Naar aanleiding van het actieplan wegverkeerslawaai is het voorstel goedgekeurd om bij heraanleg van hoofd- en primaire-I wegen, die werden gekarteerd bij de eerste fase van de uitvoering van de Europese richtlijn Omgevingslawaai 2002/49/EG, rekening te houden met het criterium ‘stille optie’.
Het criterium ‘stille optie’ geeft aan in welke situatie het aangewezen is om te kiezen voor een stillere wegverharding door rekening te houden met het aantal mensen dat langs een wegdeel woont.

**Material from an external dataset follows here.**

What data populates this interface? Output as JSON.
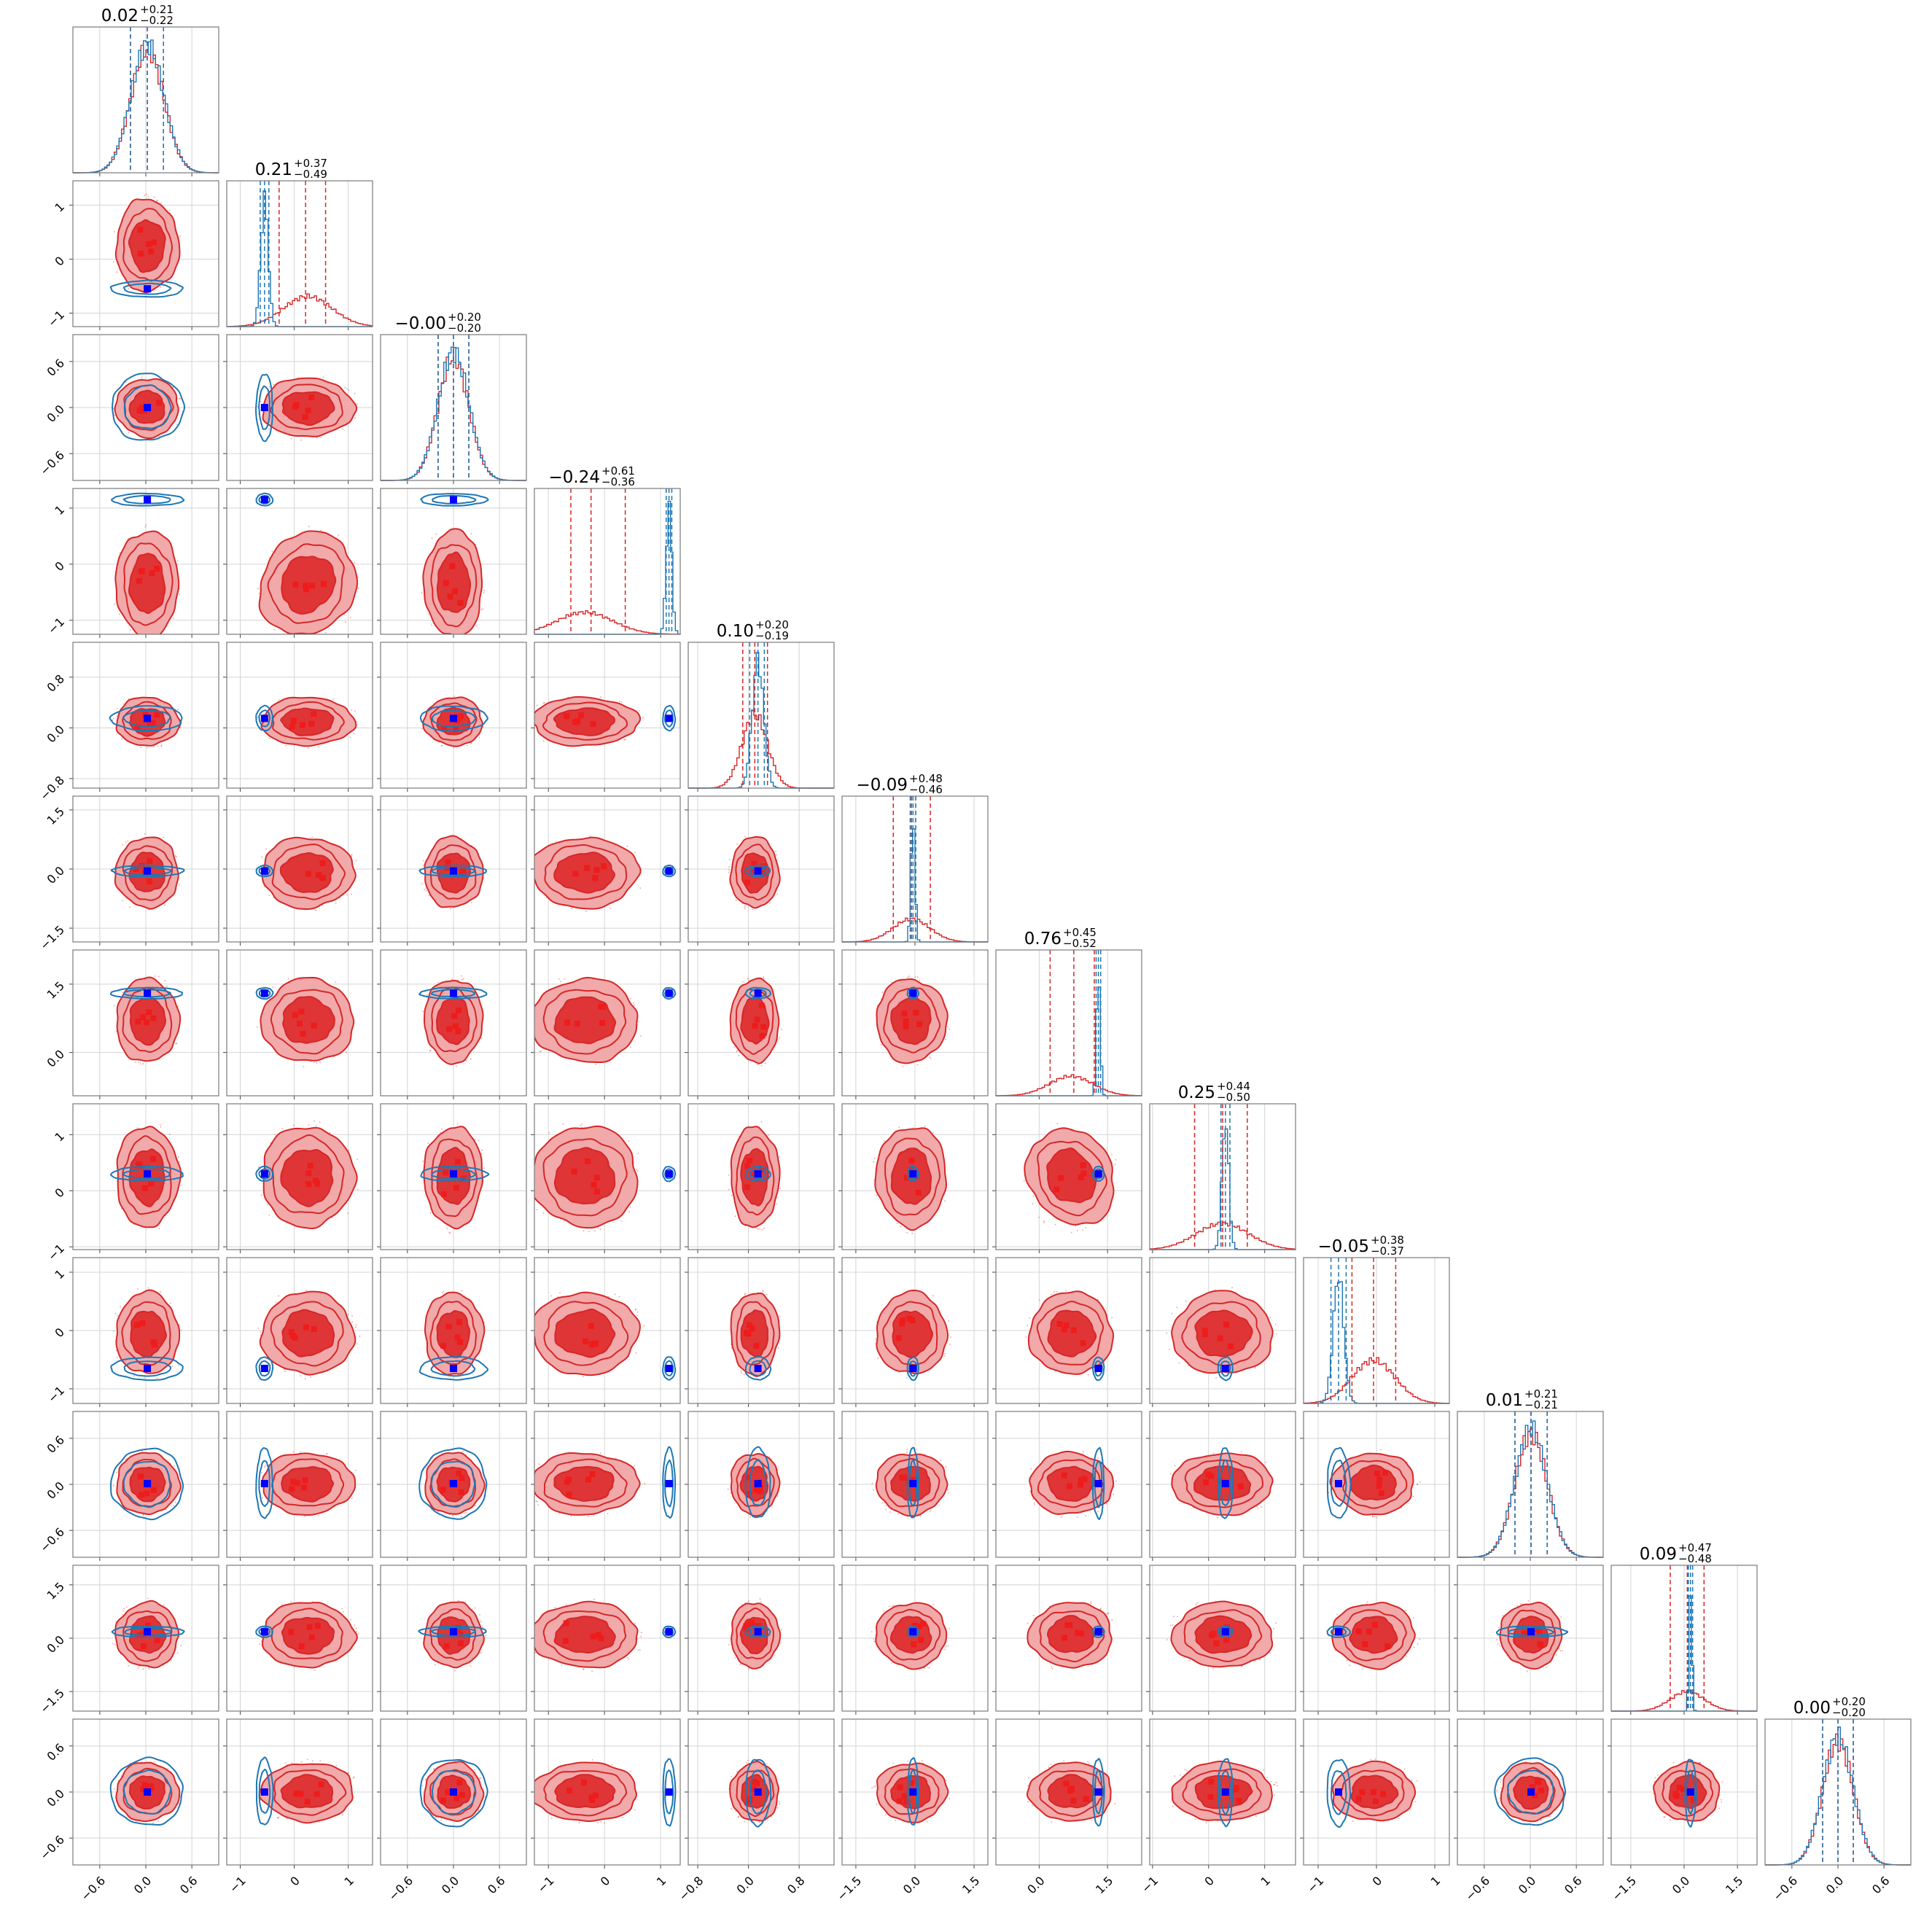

Dit is cartografisch vastgelegd.
Als 'stille optie' zijn volgende wegverhardingen of stillere varianten mogelijk:
- in geval van een asfaltmengsel:
- een AGT klasse I;
- een SMA-D verharding met bijkomende eis voor het gemiddeld rolgeluid per 100 m bij voorlopige oplevering, nl. CPXm is maximaal 96,0 dB(A).
- in geval van een betonnen wegverharding:
- een (tweelaags) doorgaand gewapend beton (0/6.3) met bijkomende eis voor het gemiddeld rolgeluid per 100 m bij voorlopige oplevering, nl. CPXm is maximaal 99,0 dB(A);
- een eenlaags doorgaand gewapend beton 0/31,5 met een bitumineuze verharding als toplaag met als keuze dezelfde verhardingen als bij ‘in geval van een asfaltmengsel’.